Maryland's third rotation would take them to the always imposing balance beam - an event on which they had struggled mightily all season. This time, Nelligan let Faller lead off and the freshman responded with a 9.725 her third personal best of the night. Dani Kram followed with a respectable 9.65. Next up for Maryland was Ebony Walters. The normally reliable redshirt junior from Silver Spring had faltered on the event thus far this season. I asked Coach Nelligan if he had considered sitting Walters for a meet or two. "Sure, we talked about it. But in the end, if you want to put the meet on someone's shoulders, you want it to be your upper classmen. I trust her and she knows she has our support." Walters showed she deserved her coach's trust scoring 9.70. After Kram and Skochko hit solid routines, Giameo gave the Terps another strong effort with a 9.85. The team score of 48.750 was more than a full point higher than the Terps had scored previously this season. Meanwhile, Pitt faltered a bit on the vault and the Terps were back within .150 of the lead with one rotation remaining.

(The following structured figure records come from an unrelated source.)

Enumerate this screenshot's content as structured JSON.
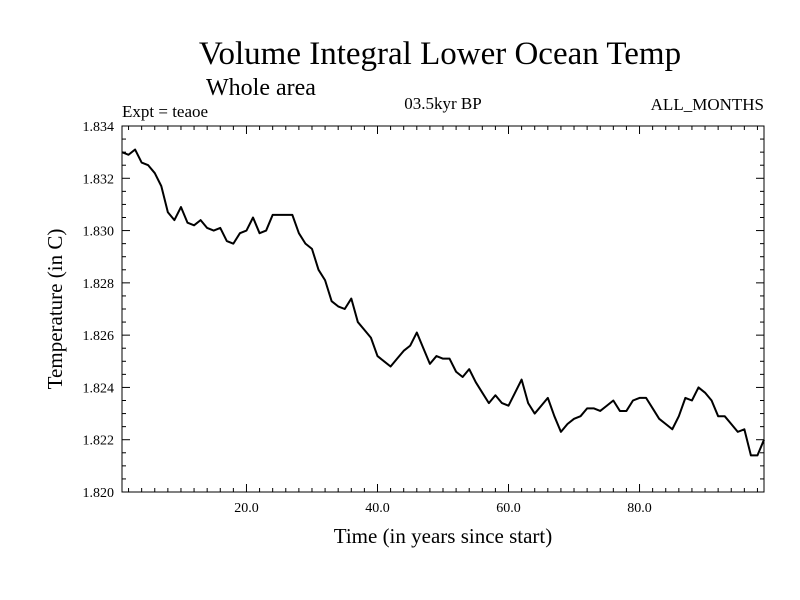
{
  "header": {
    "title": "Volume Integral Lower Ocean Temp",
    "subtitle": "Whole area",
    "expt": "Expt = teaoe",
    "period": "03.5kyr BP",
    "months": "ALL_MONTHS"
  },
  "chart_data": {
    "type": "line",
    "title": "Volume Integral Lower Ocean Temp",
    "subtitle": "Whole area",
    "xlabel": "Time (in years since start)",
    "ylabel": "Temperature (in C)",
    "xlim": [
      1,
      99
    ],
    "ylim": [
      1.82,
      1.834
    ],
    "x_ticks": [
      20,
      40,
      60,
      80
    ],
    "x_tick_labels": [
      "20.0",
      "40.0",
      "60.0",
      "80.0"
    ],
    "y_ticks": [
      1.82,
      1.822,
      1.824,
      1.826,
      1.828,
      1.83,
      1.832,
      1.834
    ],
    "y_tick_labels": [
      "1.820",
      "1.822",
      "1.824",
      "1.826",
      "1.828",
      "1.830",
      "1.832",
      "1.834"
    ],
    "series": [
      {
        "name": "teaoe",
        "color": "#000000",
        "x": [
          1,
          2,
          3,
          4,
          5,
          6,
          7,
          8,
          9,
          10,
          11,
          12,
          13,
          14,
          15,
          16,
          17,
          18,
          19,
          20,
          21,
          22,
          23,
          24,
          25,
          26,
          27,
          28,
          29,
          30,
          31,
          32,
          33,
          34,
          35,
          36,
          37,
          38,
          39,
          40,
          41,
          42,
          43,
          44,
          45,
          46,
          47,
          48,
          49,
          50,
          51,
          52,
          53,
          54,
          55,
          56,
          57,
          58,
          59,
          60,
          61,
          62,
          63,
          64,
          65,
          66,
          67,
          68,
          69,
          70,
          71,
          72,
          73,
          74,
          75,
          76,
          77,
          78,
          79,
          80,
          81,
          82,
          83,
          84,
          85,
          86,
          87,
          88,
          89,
          90,
          91,
          92,
          93,
          94,
          95,
          96,
          97,
          98,
          99
        ],
        "values": [
          1.833,
          1.8329,
          1.8331,
          1.8326,
          1.8325,
          1.8322,
          1.8317,
          1.8307,
          1.8304,
          1.8309,
          1.8303,
          1.8302,
          1.8304,
          1.8301,
          1.83,
          1.8301,
          1.8296,
          1.8295,
          1.8299,
          1.83,
          1.8305,
          1.8299,
          1.83,
          1.8306,
          1.8306,
          1.8306,
          1.8306,
          1.8299,
          1.8295,
          1.8293,
          1.8285,
          1.8281,
          1.8273,
          1.8271,
          1.827,
          1.8274,
          1.8265,
          1.8262,
          1.8259,
          1.8252,
          1.825,
          1.8248,
          1.8251,
          1.8254,
          1.8256,
          1.8261,
          1.8255,
          1.8249,
          1.8252,
          1.8251,
          1.8251,
          1.8246,
          1.8244,
          1.8247,
          1.8242,
          1.8238,
          1.8234,
          1.8237,
          1.8234,
          1.8233,
          1.8238,
          1.8243,
          1.8234,
          1.823,
          1.8233,
          1.8236,
          1.8229,
          1.8223,
          1.8226,
          1.8228,
          1.8229,
          1.8232,
          1.8232,
          1.8231,
          1.8233,
          1.8235,
          1.8231,
          1.8231,
          1.8235,
          1.8236,
          1.8236,
          1.8232,
          1.8228,
          1.8226,
          1.8224,
          1.8229,
          1.8236,
          1.8235,
          1.824,
          1.8238,
          1.8235,
          1.8229,
          1.8229,
          1.8226,
          1.8223,
          1.8224,
          1.8214,
          1.8214,
          1.822
        ]
      }
    ]
  }
}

Pitt would finish on the uneven bars and Maryland would close the meet on the floor exercise as the home team always does. "I knew the scores on the bars were tight tonight so I knew they would have to do something really huge. If we just did our job on floor, I thought we could pass them," Nelligan said afterward. And the Terps did their job. Brauckmuller got the Terps off to a good start with a 9.775 and Dani Kram posted a personal best 9.725. Not to be outdone, Alex Zimmerman came through with a 9.825 also a personal best. Next up was Giameo whose controversial 9.775 would still prove enough for her to secure the all-around win for the meet. Tang, whose routine includes a maneuver she learned as a figure skater, registered a 9.875 and Walters, building on the momentum of her beam routine, scored a personal best 9.90 to tie for the top spot on the apparatus. The 49.150 was enough to vault the Terps to a total of 195.225 - their highest team score of the season - and for them to overtake the Panthers who finished with 194.900 points. George Washington finished third on the night at 193.825 while Towson's 188.700 placed them fourth.

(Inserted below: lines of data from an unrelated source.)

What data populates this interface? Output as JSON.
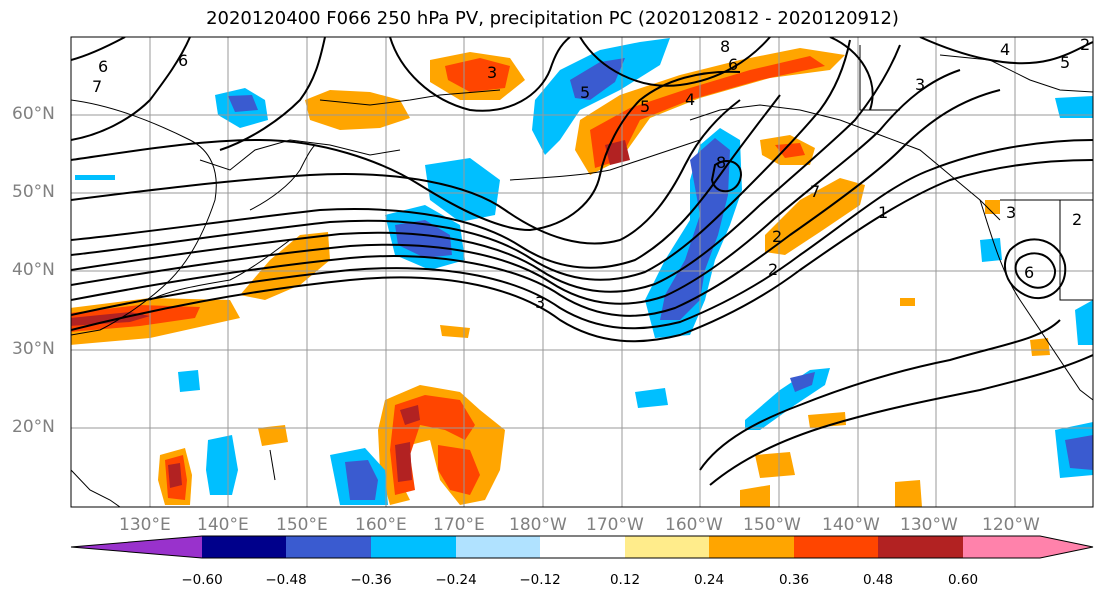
{
  "title": "2020120400 F066 250 hPa PV, precipitation PC (2020120812 - 2020120912)",
  "lat_labels": [
    "60°N",
    "50°N",
    "40°N",
    "30°N",
    "20°N"
  ],
  "lon_labels": [
    "130°E",
    "140°E",
    "150°E",
    "160°E",
    "170°E",
    "180°W",
    "170°W",
    "160°W",
    "150°W",
    "140°W",
    "130°W",
    "120°W"
  ],
  "colorbar": {
    "colors": [
      "#9932cc",
      "#00008b",
      "#3a5bd0",
      "#00bfff",
      "#b0e2ff",
      "#ffffff",
      "#ffec8b",
      "#ffa500",
      "#ff4500",
      "#b22222",
      "#ff82ab"
    ],
    "tick_labels": [
      "−0.60",
      "−0.48",
      "−0.36",
      "−0.24",
      "−0.12",
      "0.12",
      "0.24",
      "0.36",
      "0.48",
      "0.60"
    ]
  },
  "contour_labels": [
    "6",
    "6",
    "7",
    "3",
    "5",
    "8",
    "6",
    "5",
    "4",
    "3",
    "8",
    "7",
    "1",
    "2",
    "3",
    "2",
    "6",
    "4",
    "5",
    "2",
    "2",
    "3"
  ]
}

After the meet, Nelligan talked about how proud he was of his team and of the gymnasts who stepped up to fill some of the vacated spots noting the work of Skochko and Black as well as his freshmen. Asked who was stepping in to fill the leadership void Nelligan said, "Stephanie Giameo. The way she talks to the team she sounds like a senior even though she's a junior. She gets them going and motivates them to do their best. And I think through her performances, Karen has been motivating the team. She's leading the team through her actions."
You can see Karen and the rest of her team in action Saturday February 15 at 2 pm when the Terps host Bowling Green and Yale.